Unternehmen sollten allerdings schon jetzt die Stiftung als eine Chance begreifen und aktiv darauf hinarbeiten, sich offiziell zertifizieren zu lassen, sagt Silvia Bauer. Sie ist Rechtsanwältin und Partnerin bei der Luther Rechtsanwaltsgesellschaft und berät Unternehmen im Datenschutzrecht sowie im Umgang mit Technologie und Telekommunikation.
Dank des neuen „Daten-TÜVs" könne das Vertrauen in ihre Produkte und Dienstleistungen wachsen. Daraus resultiere ein klarer Wettbewerbsvorteil, den sich die Unternehmen sichern sollten.
Reichlich Kritik am neuen Konzept
Kritik an dem Konzept gibt es momentan allerdings auch reichlich: Die einen bemängeln die finanzielle Ausstattung. Andere machen der Regierung den Vorwurf, die Stiftung sei nur ein Feigenblatt für eine ansonsten mangelnde Datenschutzpolitik. Spannend sei auf jeden Fall die Frage, ob diese Kritik ernst genommen und bei der Umsetzung des Konzepts berücksichtigt werden wird, sagt Bauer.
CIO.de: Was qualifiziert Sie für das Thema?
Silvia Bauer: Datenschutz- und IT-Recht sind meine Schwerpunktthemen bei Luther. Ich bin daneben externe und interne Datenschutzbeauftragte und beschäftige mich seit knapp zwölf Jahren mit allen Themen rund um den Datenschutz, ob es Datenschutz-Audits sind oder der internationale Datentransfer.
Früher hieß es: Datenschutz ist teuer und bringt nichts
CIO.de: Früher war Datenschutz in der Nische, jetzt interessiert das alle, stimmt das?
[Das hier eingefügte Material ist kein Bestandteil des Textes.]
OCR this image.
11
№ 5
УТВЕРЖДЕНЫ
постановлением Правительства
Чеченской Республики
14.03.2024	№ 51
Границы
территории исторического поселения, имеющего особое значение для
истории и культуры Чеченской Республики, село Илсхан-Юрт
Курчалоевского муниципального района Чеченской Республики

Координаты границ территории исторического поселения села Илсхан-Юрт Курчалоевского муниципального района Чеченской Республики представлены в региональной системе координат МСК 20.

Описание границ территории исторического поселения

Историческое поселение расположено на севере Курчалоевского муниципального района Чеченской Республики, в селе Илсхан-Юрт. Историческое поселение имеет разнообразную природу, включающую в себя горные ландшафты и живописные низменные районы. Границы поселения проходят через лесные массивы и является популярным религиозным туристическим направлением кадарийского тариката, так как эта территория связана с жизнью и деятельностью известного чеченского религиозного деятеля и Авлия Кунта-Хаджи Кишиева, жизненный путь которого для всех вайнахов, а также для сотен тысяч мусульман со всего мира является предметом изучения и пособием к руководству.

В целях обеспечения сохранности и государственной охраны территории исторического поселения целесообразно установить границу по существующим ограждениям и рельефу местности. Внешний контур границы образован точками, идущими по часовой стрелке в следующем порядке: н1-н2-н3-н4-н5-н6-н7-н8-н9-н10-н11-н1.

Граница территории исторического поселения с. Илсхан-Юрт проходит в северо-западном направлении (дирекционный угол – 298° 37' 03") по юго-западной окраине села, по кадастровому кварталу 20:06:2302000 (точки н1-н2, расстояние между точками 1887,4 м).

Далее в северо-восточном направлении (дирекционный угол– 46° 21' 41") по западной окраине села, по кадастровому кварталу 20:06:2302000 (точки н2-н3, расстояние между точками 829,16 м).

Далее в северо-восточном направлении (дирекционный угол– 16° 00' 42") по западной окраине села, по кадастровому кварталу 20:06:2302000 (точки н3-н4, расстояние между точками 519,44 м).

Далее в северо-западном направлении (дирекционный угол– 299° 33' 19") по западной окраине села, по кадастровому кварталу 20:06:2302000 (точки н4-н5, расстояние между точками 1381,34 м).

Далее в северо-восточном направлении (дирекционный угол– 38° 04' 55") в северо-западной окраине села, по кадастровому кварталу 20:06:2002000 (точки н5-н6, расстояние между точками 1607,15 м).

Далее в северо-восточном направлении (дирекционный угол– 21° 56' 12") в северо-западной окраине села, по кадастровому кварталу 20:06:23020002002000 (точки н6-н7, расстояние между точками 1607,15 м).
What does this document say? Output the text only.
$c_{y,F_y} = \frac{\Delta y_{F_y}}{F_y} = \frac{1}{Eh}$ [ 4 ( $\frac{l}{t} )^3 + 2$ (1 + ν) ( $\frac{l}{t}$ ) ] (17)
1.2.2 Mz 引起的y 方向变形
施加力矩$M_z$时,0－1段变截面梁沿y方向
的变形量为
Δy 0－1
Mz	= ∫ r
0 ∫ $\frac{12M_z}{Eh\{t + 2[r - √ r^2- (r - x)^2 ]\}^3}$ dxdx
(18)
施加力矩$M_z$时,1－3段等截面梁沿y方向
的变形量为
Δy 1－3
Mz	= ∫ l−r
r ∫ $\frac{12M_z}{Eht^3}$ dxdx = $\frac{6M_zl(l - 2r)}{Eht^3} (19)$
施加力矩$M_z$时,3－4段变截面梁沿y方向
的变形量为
Bauer: Ja, und ich begrüße diese Entwicklung. Nicht nur für uns Anwälte ist es gut, wenn das Thema in aller Munde ist und Unternehmen dafür sensibilisiert werden. Es hieß früher ja immer, Datenschutz sei teuer und bringe nichts. Unternehmen, vor allem Mittelständler, fragten: Was habe ich am Ende des Tages davon? Inzwischen wird Datenschutz immer häufiger als ein Marketinginstrument begriffen. Je besser ich aufgestellt bin, je weniger Skandale ich in diesem Bereich habe, desto besser ist es für meine Reputation.
CIO.de: Es ist ja erstaunlich, was alles für Daten auf den Markt kommen. Da muss man doch die Bürger besser schützen. Jetzt soll die Stiftung Datenschutz kommen, wie ist der Stand?
Bauer: Der Bundestag hat einen entsprechenden Antrag verabschiedet, ab Oktober 2012 soll die Stiftung Fahrt aufnehmen. Sie lag lange brach, weil man sich nicht einigen konnte, was die Stiftung genau machen und wie sie sie ausgestattet werden soll. Um diese Themen wird immer noch gestritten.
Endlich neutrale Audits
Wir erwarten, dass die Stiftung den Unternehmen endlich neutrale Audits bietet, die es den Firmen ermöglicht, damit auch zu werben. Ein Auditor geht in ein Unternehmen, prüft nach einem offiziell anerkannten Standard wie dieses datenschutzrechtlich aufgestellt ist und gibt eine offizielle Einschätzung des jeweiligen Datenschutz-Standards ab.
Das brauchen wir dringend. Bisher konnten Firmen ihre Bemühungen in Sachen Datenschutz nicht richtig nachweisen, so dass sie diesen Wettbewerbsvorteil im Moment nicht nutzen können. Es gibt natürlich auch hier bereits Selbstverpflichtungen und Kodizes, aber eben kein neutrales Audit.
CIO.de: Sie konnten sich bisher irgendwelche anderen Siegel kaufen, dieser Markt würde dann nicht mehr erfolgreich sein.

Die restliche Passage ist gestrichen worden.